The primary argument is not even about "LD". It actually centers around 
authors taking control of their own work at all steps. The 
recommendation to use LD is just one way to foster intelligent knowledge 
preservation and discovery.

I would even go one step back say that whatever is Web-native e.g., an 
ordinary HTML page, is still an orders of magnitude improvement over PDF 
(which is a desktop-native format). Do not tell me that PDF is a better 
way to disseminate knowledge on the Web than HTML. With HTML, there is 
at least one path towards LD. That option is open if people want to take 
it. If PDF was the better way, we'd see using LaTeX/PDF to create their 
Web pages.

The Occam's razor: authors are not adopting LD because they are told to 
use something else.

> All this while things like schema.org <http://schema.org> have exploded
> on the web and form what is a real semantic web of marked up pages. (but
> quite sadly, not a mention of this in this mailing list).

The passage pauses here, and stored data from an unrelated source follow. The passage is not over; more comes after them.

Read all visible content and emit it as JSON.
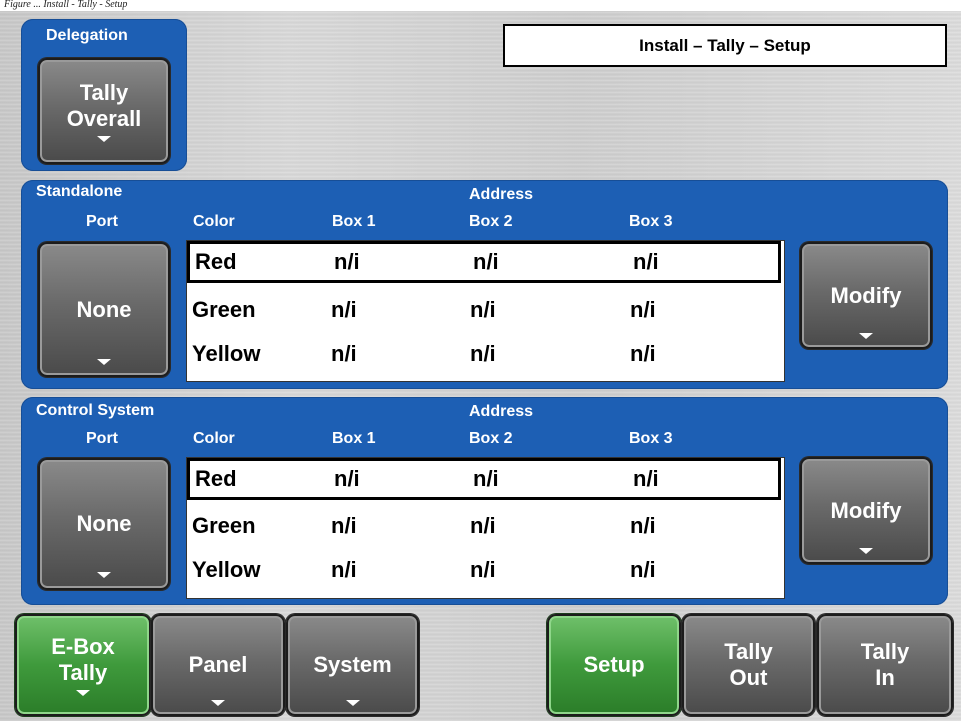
{
  "caption": "Figure ... Install - Tally - Setup",
  "delegation": {
    "label": "Delegation",
    "button": "Tally\nOverall"
  },
  "title": "Install – Tally – Setup",
  "standalone": {
    "section_label": "Standalone",
    "port_label": "Port",
    "address_label": "Address",
    "columns": {
      "color": "Color",
      "box1": "Box 1",
      "box2": "Box 2",
      "box3": "Box 3"
    },
    "port_button": "None",
    "modify_button": "Modify",
    "rows": [
      {
        "color": "Red",
        "box1": "n/i",
        "box2": "n/i",
        "box3": "n/i"
      },
      {
        "color": "Green",
        "box1": "n/i",
        "box2": "n/i",
        "box3": "n/i"
      },
      {
        "color": "Yellow",
        "box1": "n/i",
        "box2": "n/i",
        "box3": "n/i"
      }
    ]
  },
  "control": {
    "section_label": "Control System",
    "port_label": "Port",
    "address_label": "Address",
    "columns": {
      "color": "Color",
      "box1": "Box 1",
      "box2": "Box 2",
      "box3": "Box 3"
    },
    "port_button": "None",
    "modify_button": "Modify",
    "rows": [
      {
        "color": "Red",
        "box1": "n/i",
        "box2": "n/i",
        "box3": "n/i"
      },
      {
        "color": "Green",
        "box1": "n/i",
        "box2": "n/i",
        "box3": "n/i"
      },
      {
        "color": "Yellow",
        "box1": "n/i",
        "box2": "n/i",
        "box3": "n/i"
      }
    ]
  },
  "bottom_buttons": {
    "ebox_tally": "E-Box\nTally",
    "panel": "Panel",
    "system": "System",
    "setup": "Setup",
    "tally_out": "Tally\nOut",
    "tally_in": "Tally\nIn"
  },
  "colors": {
    "panel_blue": "#1d5fb4",
    "active_green": "#3f9a3c",
    "button_gray": "#6a6a6a"
  }
}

A lot of things happen outside of SW/LD mailing list. Computer Science, 
for instance. What's your point?

Off topic: When schema.org was put together, it had a history to look 
at. Smart folks behind it came up with a solution that would work for 
many. The industry was ready for it. Lets not forget all the efforts 
that tried to capture and discovery information on ordinary web pages 
e.g., Yahoo! SearchMonkey, microformats.

I am not trying to sell a vocabulary here or some exact how-to list on 
how you should construct a web page or LD paper. Start somewhere that's 
"Web-friendly" and make sure that you have total control over your 
words. No one is stopping anyone from passing a PDF copy to the 
conference along the way. We are able to do this now.

> my2c If you want to have some impact then your best bet by order of
> magnitudes is to liase with Dan Brickley (Google) to have some more
> specific schema.org <http://schema.org> markup for scientific experiments.

I do not think that effort is the best way to use our energy right now. 
The problem is not "I can't put my research on a Web page because there 
is no nice clean vocabularies for me and everyone else to use". The 
problem is "Can we get authors to start publishing their research on 
their own?" As I've said numerous times, this is not a technology 
problem. I think we have a long list of tools and services e.g., 
Wordpress?, and plenty of great vocabularies (coming out of this 
community), and technical means to do it ourself.

So, no, I completely reject your argument on why things are the way they 
are is due to LD's shortcomings.

The L(O)D efforts are successful - from GYM's search/knowledge graphs, 
to government/public making reasonable efforts to get their stuff up in 
a Web-friendly way i.e., unchaining themselves from PDF/Word etc. They 
are on board (some taking longer than the others, but still). There is 
good and noticeable progress. It is the LD research community that's 
stuck, and that's embarrassing! So, what is your real argument?